Purpose: Different lines of evidence suggest that the insular cortex has many important functional roles. Direct electrical stimulation (ES) of the human insular cortex during surgical procedures for epilepsy, functional imaging techniques, and lesion studies also occasionally induces clinical responses.

Methods: In this study, we evaluated 25 patients with drug-refractory focal epilepsy by stereotactically implanting at least one electrode into the insular cortex using an oblique approach (transfrontal or transparietal). One hundred twenty-eight insular sites (each situated between two contiguous contacts within the same electrode) were examined within the gyral substructures. We located each stimulation site by fusing preimplantation three-dimensional (3D) magnetic resonance imaging (MRI) images with the postimplantation 3D computed tomography (CT) scans that revealed the electrode contacts.

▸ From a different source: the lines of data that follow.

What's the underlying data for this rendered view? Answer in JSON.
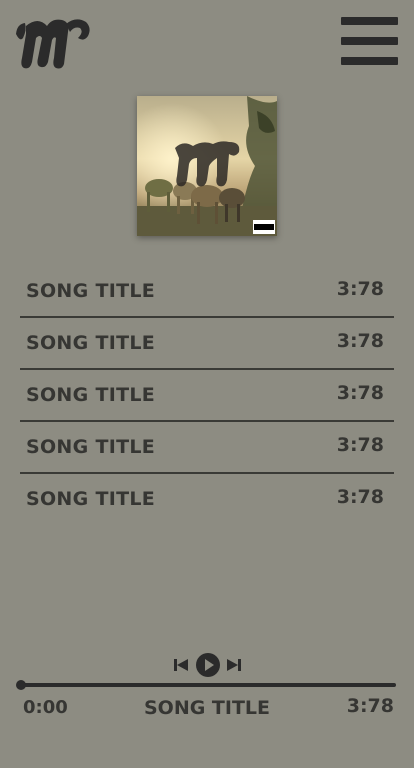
{
  "app": {
    "logo_text": "M",
    "menu_icon": "hamburger-menu-icon"
  },
  "album": {
    "art_icon": "album-cover-image",
    "advisory_label": "PARENTAL ADVISORY EXPLICIT CONTENT"
  },
  "tracks": [
    {
      "title": "SONG TITLE",
      "duration": "3:78"
    },
    {
      "title": "SONG TITLE",
      "duration": "3:78"
    },
    {
      "title": "SONG TITLE",
      "duration": "3:78"
    },
    {
      "title": "SONG TITLE",
      "duration": "3:78"
    },
    {
      "title": "SONG TITLE",
      "duration": "3:78"
    }
  ],
  "player": {
    "prev_icon": "skip-previous-icon",
    "play_icon": "play-icon",
    "next_icon": "skip-next-icon",
    "elapsed": "0:00",
    "now_playing_title": "SONG TITLE",
    "total": "3:78",
    "progress": 0
  },
  "colors": {
    "background": "#8d8c82",
    "foreground": "#2b2b2b"
  }
}
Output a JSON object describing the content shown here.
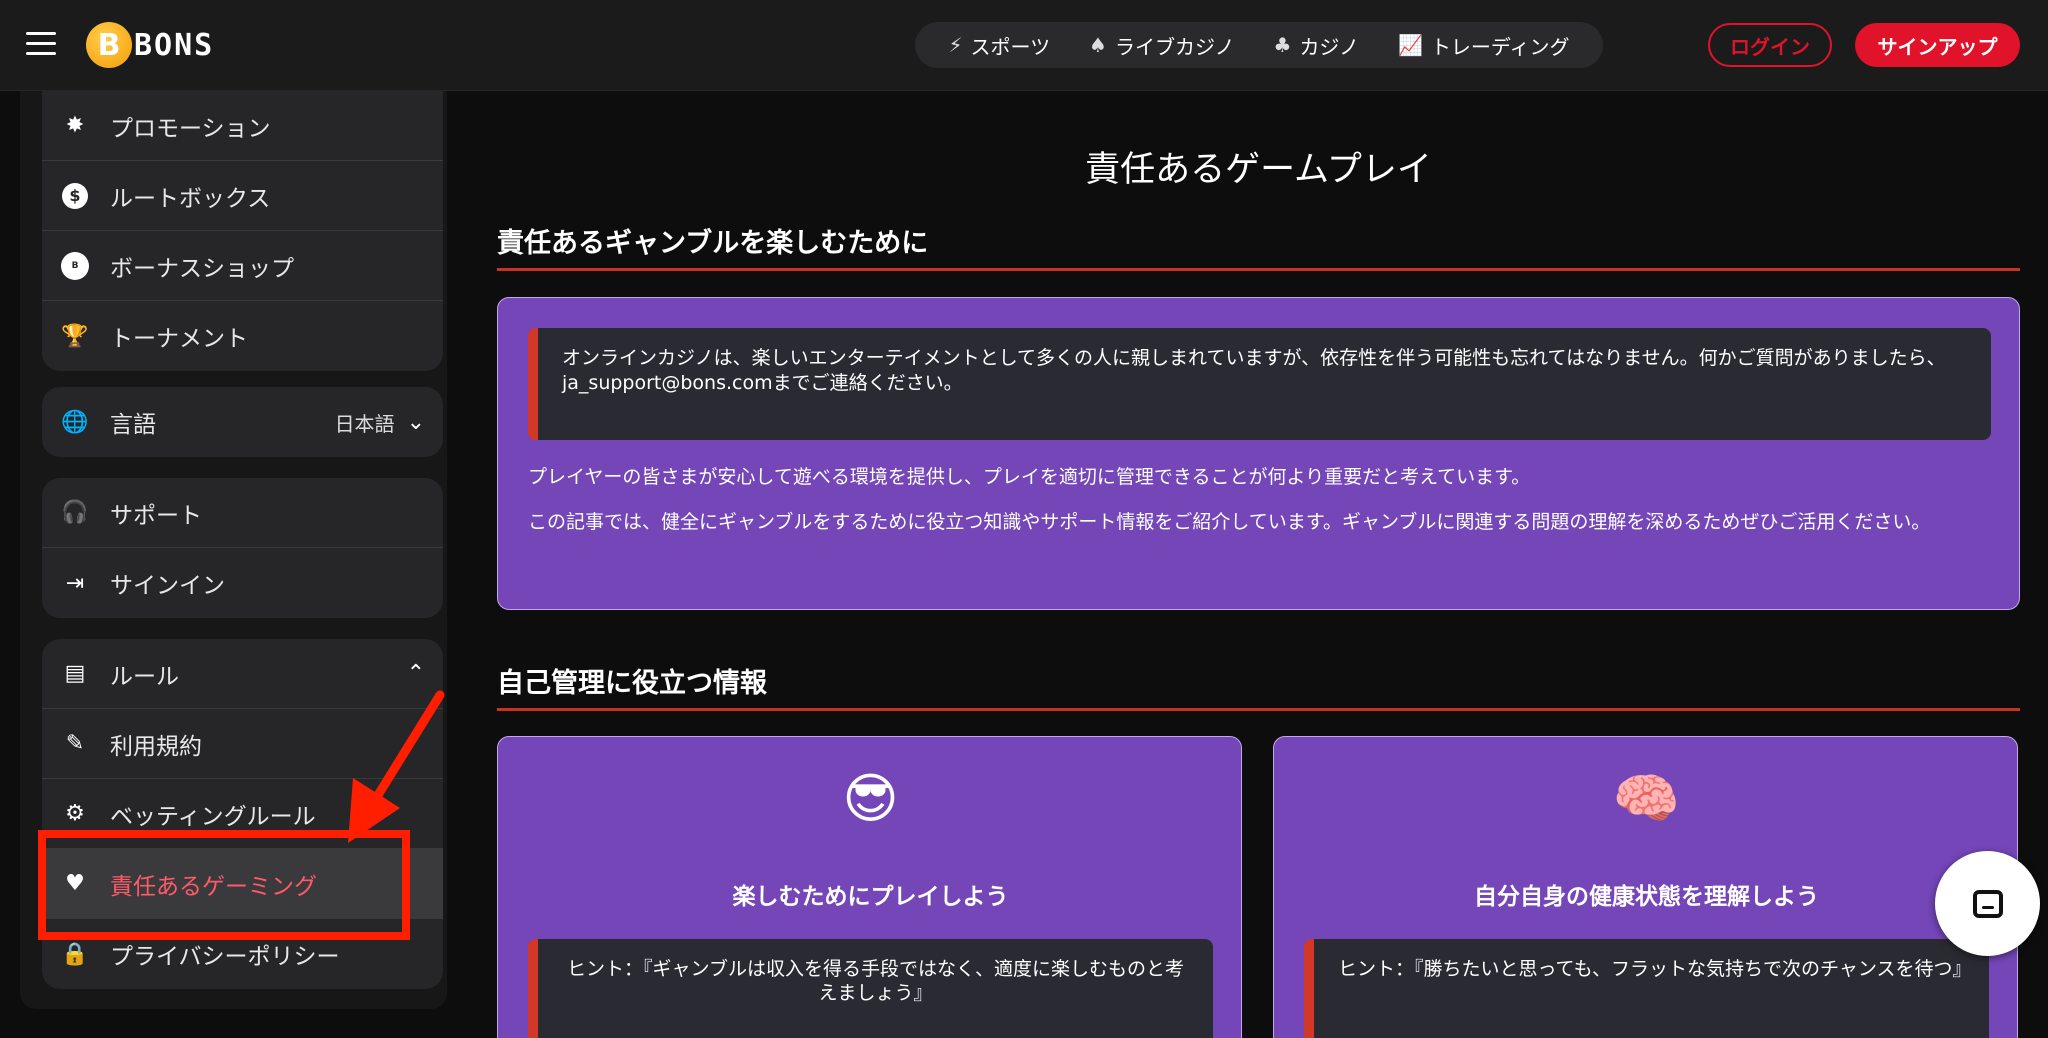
{
  "header": {
    "logo_text": "BONS",
    "logo_coin_letter": "B",
    "nav": [
      {
        "label": "スポーツ",
        "icon": "sports-icon"
      },
      {
        "label": "ライブカジノ",
        "icon": "live-casino-icon"
      },
      {
        "label": "カジノ",
        "icon": "casino-icon"
      },
      {
        "label": "トレーディング",
        "icon": "trading-icon"
      }
    ],
    "login": "ログイン",
    "signup": "サインアップ"
  },
  "sidebar": {
    "group1": [
      {
        "label": "プロモーション",
        "icon": "promotion-icon"
      },
      {
        "label": "ルートボックス",
        "icon": "lootbox-icon"
      },
      {
        "label": "ボーナスショップ",
        "icon": "bonus-shop-icon"
      },
      {
        "label": "トーナメント",
        "icon": "trophy-icon"
      }
    ],
    "language": {
      "label": "言語",
      "value": "日本語"
    },
    "group2": [
      {
        "label": "サポート",
        "icon": "support-icon"
      },
      {
        "label": "サインイン",
        "icon": "signin-icon"
      }
    ],
    "rules": {
      "label": "ルール",
      "items": [
        {
          "label": "利用規約",
          "icon": "terms-icon"
        },
        {
          "label": "ベッティングルール",
          "icon": "betting-rules-icon"
        },
        {
          "label": "責任あるゲーミング",
          "icon": "responsible-gaming-icon"
        },
        {
          "label": "プライバシーポリシー",
          "icon": "privacy-icon"
        }
      ]
    }
  },
  "main": {
    "title": "責任あるゲームプレイ",
    "section1_title": "責任あるギャンブルを楽しむために",
    "quote": "オンラインカジノは、楽しいエンターテイメントとして多くの人に親しまれていますが、依存性を伴う可能性も忘れてはなりません。何かご質問がありましたら、ja_support@bons.comまでご連絡ください。",
    "para1": "プレイヤーの皆さまが安心して遊べる環境を提供し、プレイを適切に管理できることが何より重要だと考えています。",
    "para2": "この記事では、健全にギャンブルをするために役立つ知識やサポート情報をご紹介しています。ギャンブルに関連する問題の理解を深めるためぜひご活用ください。",
    "section2_title": "自己管理に役立つ情報",
    "cards": [
      {
        "emoji": "😎",
        "title": "楽しむためにプレイしよう",
        "hint": "ヒント：『ギャンブルは収入を得る手段ではなく、適度に楽しむものと考えましょう』"
      },
      {
        "emoji": "🧠",
        "title": "自分自身の健康状態を理解しよう",
        "hint": "ヒント：『勝ちたいと思っても、フラットな気持ちで次のチャンスを待つ』"
      }
    ]
  },
  "colors": {
    "accent": "#e0132a",
    "card": "#7446b8",
    "annotation": "#ff1f00"
  }
}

Results: Sixty-seven stimulations induced at least one clinical response. Stimulation from within the insular cortex evoked 83 responses, without evidence of afterdischarge in the insular or extrainsular regions. We classified the principal responses as sensory (paresthesias and localized warm sensations), motor, pain, auditory, oropharyngeal, speech disturbances (including speech arrest and reduced voice intensity) and neurovegetative phenomena, such as facial reddening, generalized sensations of warmth or cold, hypogastric sensations, anxiety attacks, respiratory accelerations, sensations of rotation, and nausea.

Conclusions: These findings may indicate a functional specificity for the insular gyri and show the need for exploring this structure during invasive presurgical evaluation of epileptic patients according to seizure manifestations.